The US Charging Assange For Publishing Documents Would Be An Unprecedented Attempt To Chill A Free Press
from the I-guess-we're-'opening-up'-the-First-Amendment-now dept
Obama waged a war on whistleblowers during his eight-year run. Sure, it was done under a sunny facade of "transparency," but the former president set the gold standard for whistleblower prosecutions, performing more than every other president until then… combined.
Punishing whistleblowers is for amateurs. The Trump Administration will show everyone how it's done.
US authorities have prepared charges to seek the arrest of WikiLeaks founder Julian Assange, US officials familiar with the matter tell CNN.
For what, you may ask? Publication of leaked documents? Well, there's a little more to it than that.
The US view of WikiLeaks and Assange began to change after investigators found what they believe was proof that WikiLeaks played an active role in helping Edward Snowden, a former NSA analyst, disclose a massive cache of classified documents.
Hmm. But the Washington Post, Intercept, Guardian, and New York Times also did this. There's been some online speculation this actually refers to Assange's Russian-host-maneuvering and flight plan assistance -- that brief moment where journalists and g-men packed a plane to Cuba only to find themselves Snowden-less. But Ellen Nakashima's article for the Washington Post digs a little deeper into the proposed charges, citing evidence in Chelsea Manning's trial, where Assange assisted Manning with password cracking to sweep up digital breadcrumbs. (A 2012 DOJ warrant gives a bit more insight into the possible charges, which include espionage, CFAA violations, and "conversion" of stolen documents.)
But, again, this is nothing out of the ordinary for journalists who publish leaked documents. As Nakashima points out, helping sources erase their digital footprints is just something good journalists do. Prosecuting Assange for these efforts would set a terrible precedent.
[J]ournalists routinely employ methods — or tell sources to employ methods — that will help them avoid being identified. Justice Department officials in the previous administration believed that prosecuting Assange or other members of WikiLeaks could open the door to prosecuting news organizations and journalists who published classified information, and so they opted instead to target people, such as Manning, who had clearances to access such information and gave it to reporters.

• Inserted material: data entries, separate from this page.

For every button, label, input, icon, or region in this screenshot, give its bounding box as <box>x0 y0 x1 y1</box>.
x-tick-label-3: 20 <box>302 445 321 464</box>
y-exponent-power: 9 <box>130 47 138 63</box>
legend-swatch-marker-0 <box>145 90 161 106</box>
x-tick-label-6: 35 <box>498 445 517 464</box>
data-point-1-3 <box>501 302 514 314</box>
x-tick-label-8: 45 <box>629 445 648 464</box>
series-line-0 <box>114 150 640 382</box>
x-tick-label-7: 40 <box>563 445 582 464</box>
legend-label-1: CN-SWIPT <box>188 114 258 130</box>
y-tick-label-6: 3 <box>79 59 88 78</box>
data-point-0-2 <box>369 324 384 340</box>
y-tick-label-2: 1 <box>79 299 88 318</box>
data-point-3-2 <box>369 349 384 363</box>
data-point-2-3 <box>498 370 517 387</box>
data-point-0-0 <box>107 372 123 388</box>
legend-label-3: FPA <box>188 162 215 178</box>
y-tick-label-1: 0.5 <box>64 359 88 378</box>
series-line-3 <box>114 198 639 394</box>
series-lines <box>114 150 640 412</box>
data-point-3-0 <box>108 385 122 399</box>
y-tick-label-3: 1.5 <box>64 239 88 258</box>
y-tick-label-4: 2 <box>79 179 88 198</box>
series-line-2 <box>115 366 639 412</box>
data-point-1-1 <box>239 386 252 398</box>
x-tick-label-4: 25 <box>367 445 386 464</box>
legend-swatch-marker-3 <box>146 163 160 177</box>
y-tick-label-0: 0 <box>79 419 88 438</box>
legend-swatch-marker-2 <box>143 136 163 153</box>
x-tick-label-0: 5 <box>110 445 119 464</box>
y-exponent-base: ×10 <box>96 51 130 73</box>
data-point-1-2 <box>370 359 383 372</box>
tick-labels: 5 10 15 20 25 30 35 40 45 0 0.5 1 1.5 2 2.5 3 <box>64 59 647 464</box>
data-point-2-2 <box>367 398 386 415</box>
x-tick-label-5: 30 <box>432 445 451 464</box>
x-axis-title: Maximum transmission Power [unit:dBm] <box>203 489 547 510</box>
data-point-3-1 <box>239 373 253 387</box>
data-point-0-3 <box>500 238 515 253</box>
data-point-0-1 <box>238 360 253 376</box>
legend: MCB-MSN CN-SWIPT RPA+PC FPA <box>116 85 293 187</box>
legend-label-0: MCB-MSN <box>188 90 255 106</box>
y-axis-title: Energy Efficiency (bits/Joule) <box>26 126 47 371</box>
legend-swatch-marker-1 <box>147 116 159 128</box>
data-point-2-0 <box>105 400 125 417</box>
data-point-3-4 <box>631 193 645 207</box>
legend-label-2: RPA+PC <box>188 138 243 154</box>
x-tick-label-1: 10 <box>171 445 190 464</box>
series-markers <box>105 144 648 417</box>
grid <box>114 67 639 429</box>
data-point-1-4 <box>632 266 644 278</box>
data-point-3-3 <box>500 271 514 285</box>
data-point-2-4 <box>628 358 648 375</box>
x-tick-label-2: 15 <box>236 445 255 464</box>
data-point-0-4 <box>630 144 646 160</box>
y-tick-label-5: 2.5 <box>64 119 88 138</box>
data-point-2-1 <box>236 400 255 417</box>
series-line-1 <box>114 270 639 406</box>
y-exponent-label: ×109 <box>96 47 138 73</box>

Obama may have gone after a bunch of whistleblowers, but he was unwilling to cross the First Amendment line by punishing those who published leaked documents. Apparently, Trump and his DOJ have no such qualms.
Prosecutors have struggled with whether the First Amendment precluded the prosecution of Assange, but now believe they have found a way to move forward.
And they may have, without amending the First Amendment. But it will take a whole lot of cooperation to bring Assange in. The Ecuadorian embassy has managed to hold off Sweden for years and the country's government isn't exactly best friends with the US nor is it exactly respectful of US law.
Assange isn't a US citizen, so he's not automatically guaranteed First Amendment protections, even if the distribution of leaked documents is very much a journalistic enterprise. The US government doesn't automatically refuse to extend constitutional protections to foreign citizens, but it might be able to pick and choose which of those it wants to extend to Assange (though if he's charged in the US, he does get the benefit of all Constitutional protections). Even if the current DOJ can find a lawful way to prosecute Assange for still-unnamed charges related to leaked documents, this is an extremely dangerous direction for the federal government to be moving in.
This unofficial announcement by the DOJ is an implicit threat to journalists everywhere. You may hate Assange and/or Wikileaks, but it may be your favorite leak-friendly news sources facing charges next. Distinguishing your favorite source from Wikileaks is not nearly as easy as you might think.